Dal 2014 propone con successo anche il brand Hyundai, produttore coreano presente nel mondo dei robot di taglio medio-grosso, particolarmente indicati per operazioni di handling e welding nel settore Automotive e General Industry, con payload che parte dai 6 kg fino a 400 kg e range da 1.400 mm fino a 3.000 mm.

A partire dal 2014 si è aggiunta un’altra interessante cinematica che coinvolge i produttori di macchine per packaging, un comparto, questo, che  rappresenta ottimamente in made in Italy nel mondo. K.L.A.IN.robotics ha così identificato in VELTRU, un brand svizzero i cui robot garantiscono eccezionali prestazioni, il partner ideale per applicazioni nell’ambito del packaging primario e secondario  per il settore del food e cosmetico/medicale. L’ambiente di sviluppo dell’applicazione con VELTRU non è l’ennesimo Software di Programmazione da insegnare ai tecnici softwaristi, ma l’ambiente Codesys.

Per visualizzare la rivista clicca sul link: http://meccanica-plus.it/brochure/speciali/Suppl-Automatica/

‘Robotica in salsa maltese’ da TECN’è – OTTOBRE 2015

A cavallo fra gli anni Ottanta e Novanta, molte aziende dell’industria di processo, dal farmaceutico alla gomma, cominciarono a investire a Malta. Rayair Automation Ltd., nata nel 1983 da un’intuizione di Ray Schembri, convinto che entro pochi anni l’industria maltese avrebbe avuto bisogno di automatizzarsi per sopravvivere, colse l’opportunità e investì insieme a loro, in macchinari, attrezzature e personale. Da allora l’azienda ha realizzato parecchi progetti di impianti semi-automatizzati o completamente automatizzati per l’assemblaggio, l’ispezione e il confezionamento di componenti, fornendo ai propri clienti servizi di automazione avanzati. Nell’ultimo decennio in particolare, Rayair Automation Ltd. ha puntato sulla tecnologia di visione e robotica per offrire maggiore flessibilità ai clienti. A questo scopo Rayair ha stretto una collaborazione proficua con K.L.A.IN.robotics s.r.l., azienda bresciana che distribuisce sul mercato italiano (inclusa la Svizzera italiana) robot per automazione di fabbrica e componenti di meccatronica, in primis Denso e Hyunday, ai quali dal 2014 si sono affiancati i robot SCARA della coreana Dongbu e i robot a cinematica parallela della svizzera Veltru.

VELOCITÀ E FLESSIBILITÀ La collaborazione fra Rayair e K.L.A.IN.robotics ruota attorno alla fornitura di robot a sei assi e SCARA per aumentare la flessibilità degli impianti di automazione e per gestire processi di assemblaggio. Negli ultimi cinque anni Rayair ha installato sette robot SCARA e cinque robot a sei assi. In questo articolo presentiamo tre diverse applicazioni nelle quali sono stati impiegati questi robot, a partire da un modello SCARA con sbraccio di 1.000 mm che trasferisce componenti dall’area di stampaggio alla camera sterile dove viene effettuato l’assemblaggio.
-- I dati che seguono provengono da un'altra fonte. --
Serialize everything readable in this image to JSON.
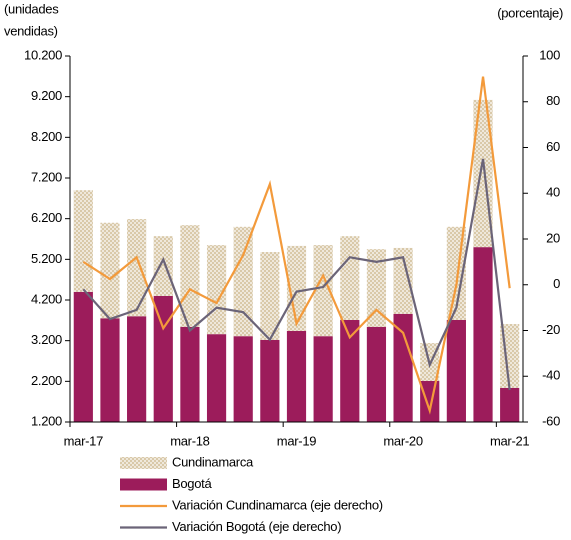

Prima dell’adozione di questa tecnologia, i pezzi venivano movimentati con un sistema pick-and-place pneumatico che presentava diversi inconvenienti, in particolare la velocità di lavoro e la flessibilità nei cambi di produzione. L’azienda presso la quale è stato installato il robot deve gestire diverse tipologie di componenti, pertanto aveva bisogno di flessibilità e rapidità nel cambio da una tipologia all’altra. I robot SCARA hanno risposto a entrambe le esigenze. Rispetto al pick-and-place pneumatico, la velocità è aumentata del 40% circa e anche il cambio da un componente a un altro è molto più rapido. Con il sistema pick-and-place l’unità di trasferimento doveva infatti essere adattata a ogni componente, riallineando tutto il sistema affinché funzionasse correttamente. Con il robot SCARA, invece, è sufficiente caricare i nuovi pezzi nel sistema e registrare le posizioni per il nuovo prodotto. I tempi di cambio lavoro sono così stati ridotti almeno del 60%.
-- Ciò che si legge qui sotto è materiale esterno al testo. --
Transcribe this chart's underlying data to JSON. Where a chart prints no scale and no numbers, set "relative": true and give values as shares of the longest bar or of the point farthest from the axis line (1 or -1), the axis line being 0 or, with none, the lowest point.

RAPIDITÀ E PRODUTTIVITÀ Per la seconda applicazione è stato scelto un robot a sei assi con sbraccio di 650 mm. Il componente finito è composto da due parti che devono essere assemblate fra loro per comporre una cerniera. La parte deve essere stampata e ruotata di 90 gradi per poter essere assemblata. Perché utilizzare un robot a sei assi? Come nel caso precedente, questo tipo di robot offre velocità e flessibilità. Realizzare un sistema in grado di ruotare la parte di 90 gradi avrebbe avuto un costo notevole per il cliente e la soluzione non avrebbe comunque garantito una velocità adeguata alla produzione. Con il robot fornito da K.L.A.IN.robotics la velocità non è un problema e la rotazione delle parti è un gioco da ragazzi. Il ciclo completo, che consiste nel prelievo del pezzo, nella sua rotazione e nel posizionamento per l’assemblaggio con l’altra parte, viene effettuato in meno di due secondi. Eseguendo il processo con metodi tradizionali non sarebbe stato possibile raggiungere gli obiettivi di produttività né competere con la velocità del braccio robotico.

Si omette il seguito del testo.